If you don’t currently have any international equities (I like VWO, VEA, and VXUS), there is probably no harm in picking up a few of these offerings to help diversify your portfolio. If you do currently own index funds that track foreign markets, my suggestion would be to limit total foreign holdings to a maximum of 20-30% of your portfolio.
Here is why I hesitate to load up on foreign equities—even if they are absurdly cheap and have high growth potential. Better yet, here is why I continue to prefer US equities:
1. The US legal requirements on financial disclosures are arguably the most stringent in the world, and there are strong protections in place for shareholders and investors. Thanks to these rules and regulations that govern public companies, I believe that US-based equities are the least likely to be cooking their books or committing fraud.
2. Foreign investing involves both currency risk and market risk. The US government is widely viewed as highly stable (low market risk), which has helped to make the US Dollar the most traded currency in the world. While there are many outstanding companies based internationally, the fact that these companies trade in currencies other than the US Dollar means that there is inherent currency risk. For example, a great investment in a company based in Russia, may actually perform poorly if the Ruble (which is the currency that the Russian company trades on) loses value relative to the US Dollar.

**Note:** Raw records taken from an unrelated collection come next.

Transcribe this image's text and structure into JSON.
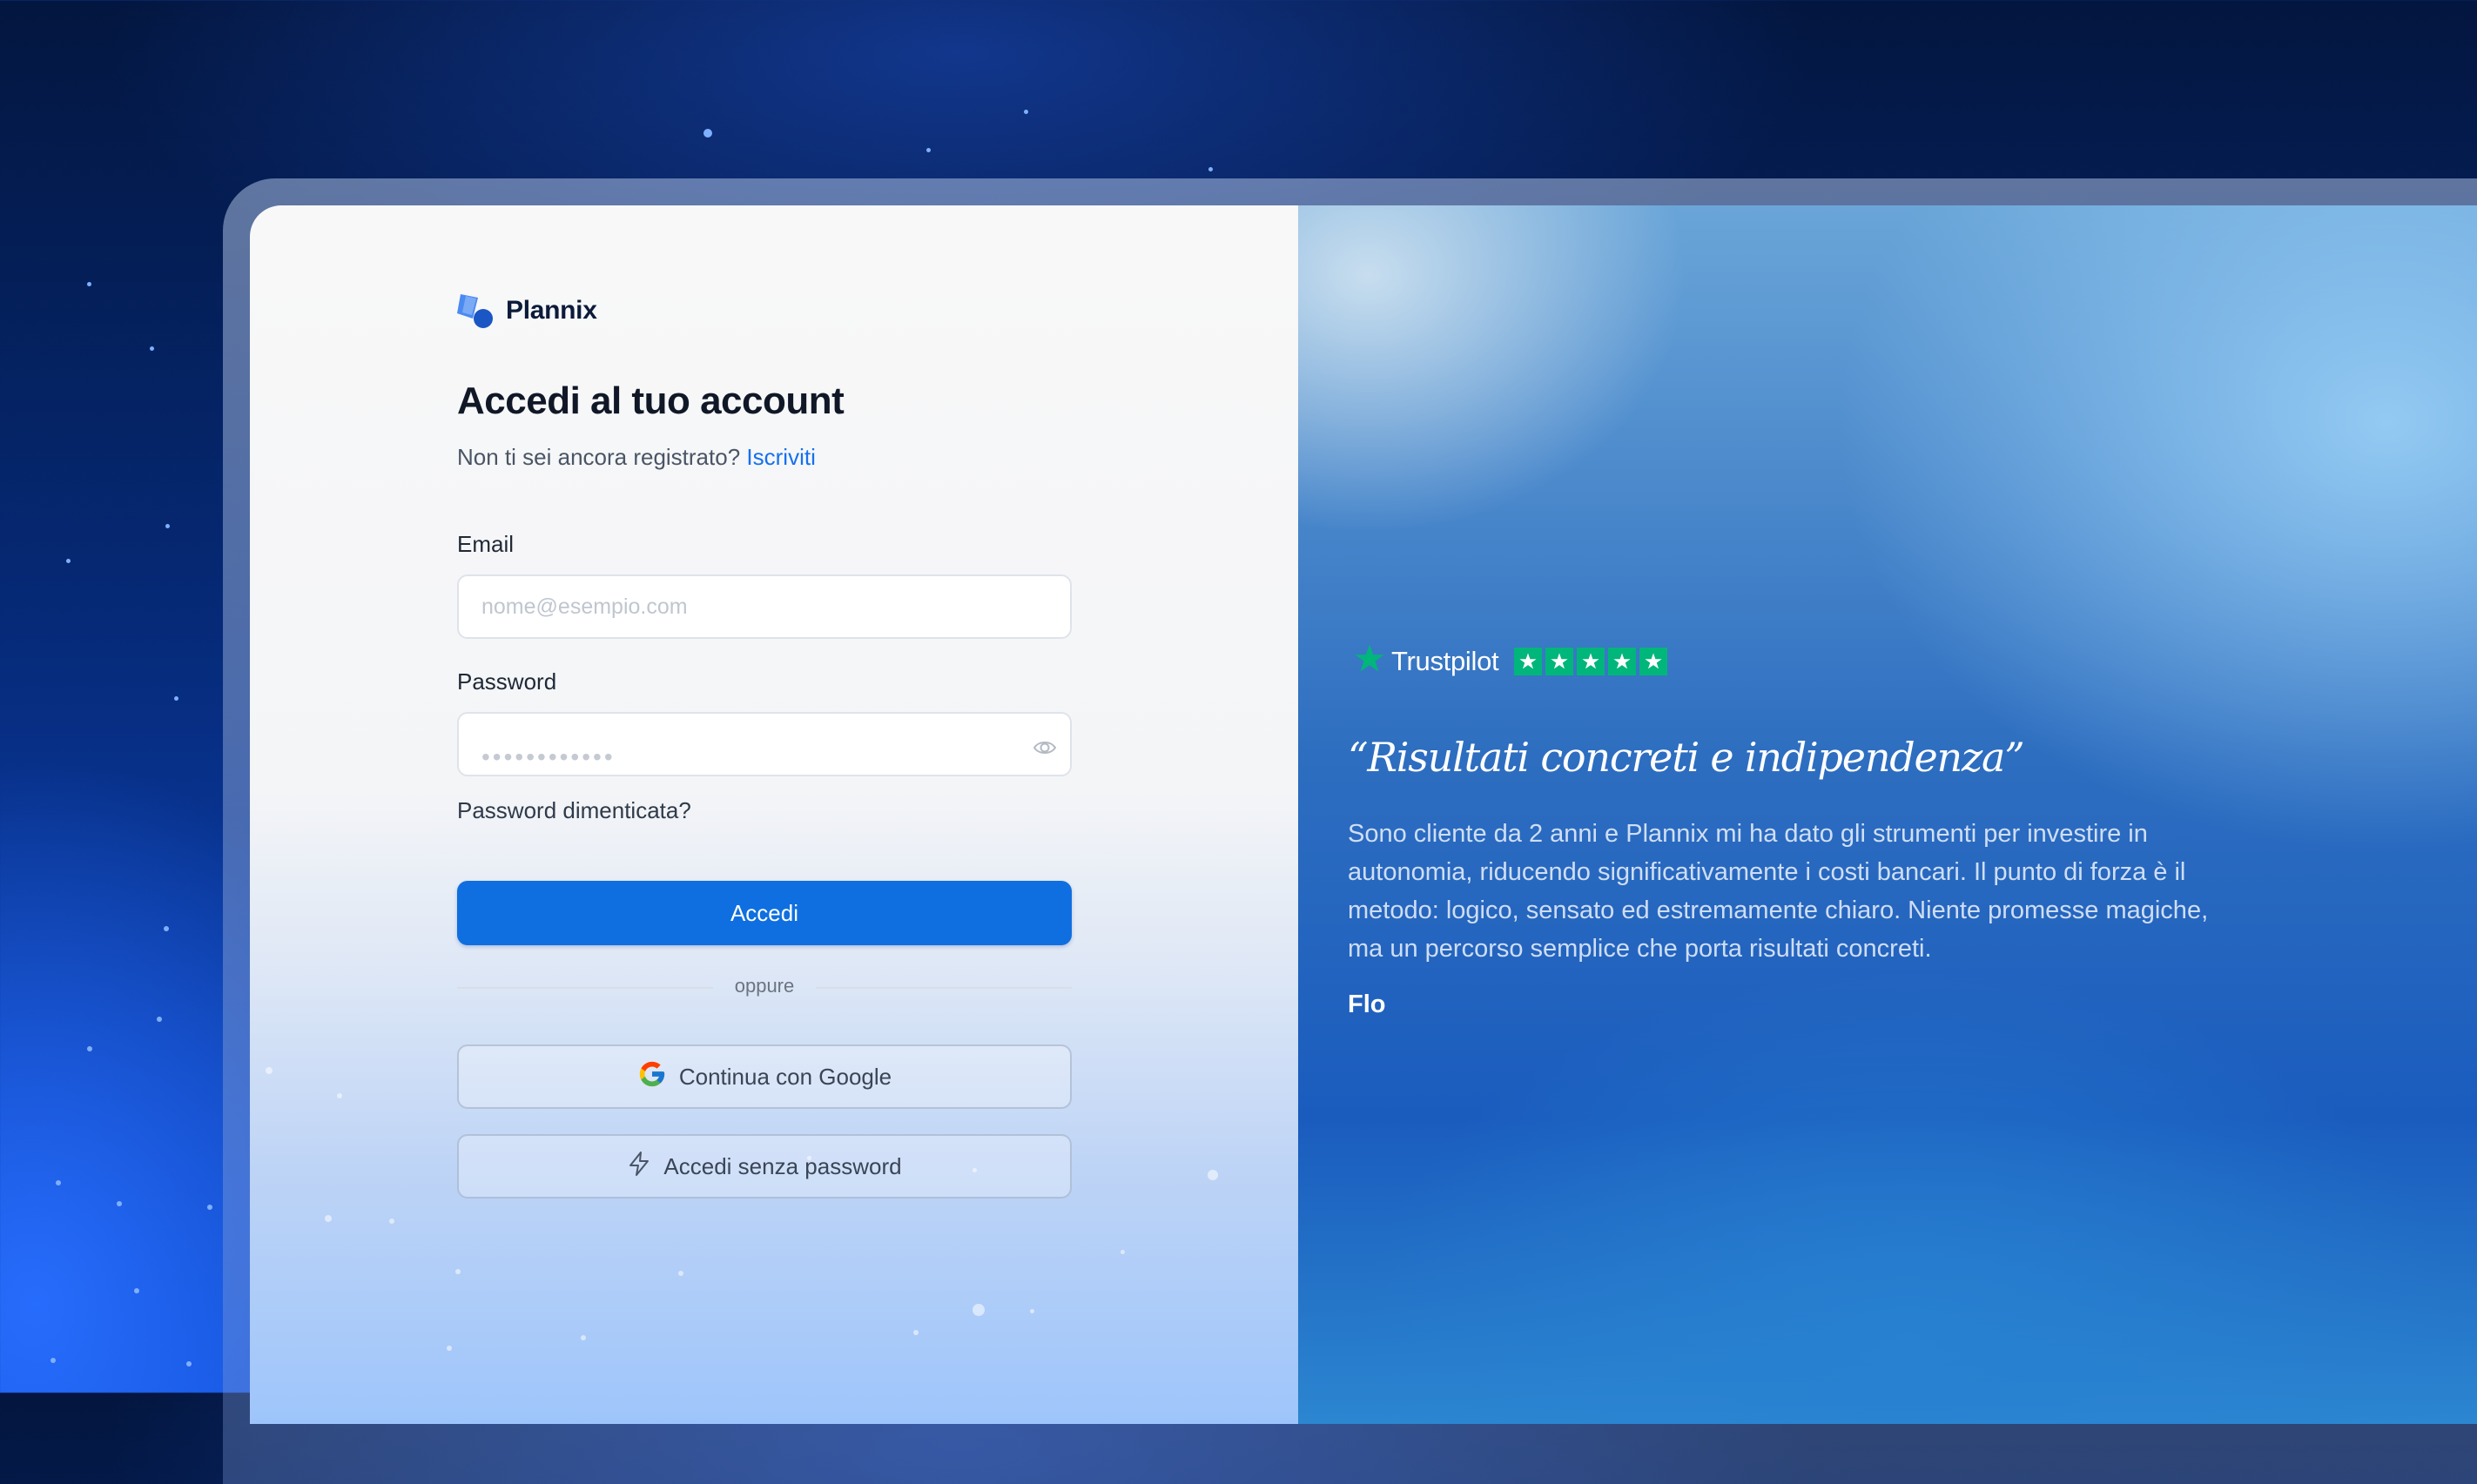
{
  "brand": {
    "name": "Plannix"
  },
  "login": {
    "title": "Accedi al tuo account",
    "signup_prompt": "Non ti sei ancora registrato?",
    "signup_link": "Iscriviti",
    "email_label": "Email",
    "email_placeholder": "nome@esempio.com",
    "password_label": "Password",
    "password_mask": "••••••••••••",
    "forgot_password": "Password dimenticata?",
    "submit_label": "Accedi",
    "divider_text": "oppure",
    "google_label": "Continua con Google",
    "passwordless_label": "Accedi senza password"
  },
  "testimonial": {
    "platform": "Trustpilot",
    "rating": 5,
    "max_rating": 5,
    "quote": "“Risultati concreti e indipendenza”",
    "text": "Sono cliente da 2 anni e Plannix mi ha dato gli strumenti per investire in autonomia, riducendo significativamente i costi bancari. Il punto di forza è il metodo: logico, sensato ed estremamente chiaro. Niente promesse magiche, ma un percorso semplice che porta risultati concreti.",
    "author": "Flo"
  },
  "colors": {
    "primary": "#0f6fe0",
    "link": "#1570ef",
    "trustpilot_green": "#00b67a"
  }
}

3. Most US-based firms have an international presence anyway. Therefore, even when investing exclusively in equities listed on the NYSE, you're gaining international exposure by virtue of their foreign subsidiaries. Yes, people drink Coca-Cola all over the world; and yes, people use Facebook all over the world, too. (Both are US equities).
4. America will continue to be the leader in technological innovation, and the US-equity market will capture that added value. I don’t know about you, but I want to invest in the next Uber, the next Apple, or the next blockbuster drug company. Odds are that a US-based company will do just that.
Bottom line: Limit holdings of foreign-based assets to 20-30% of your portfolio.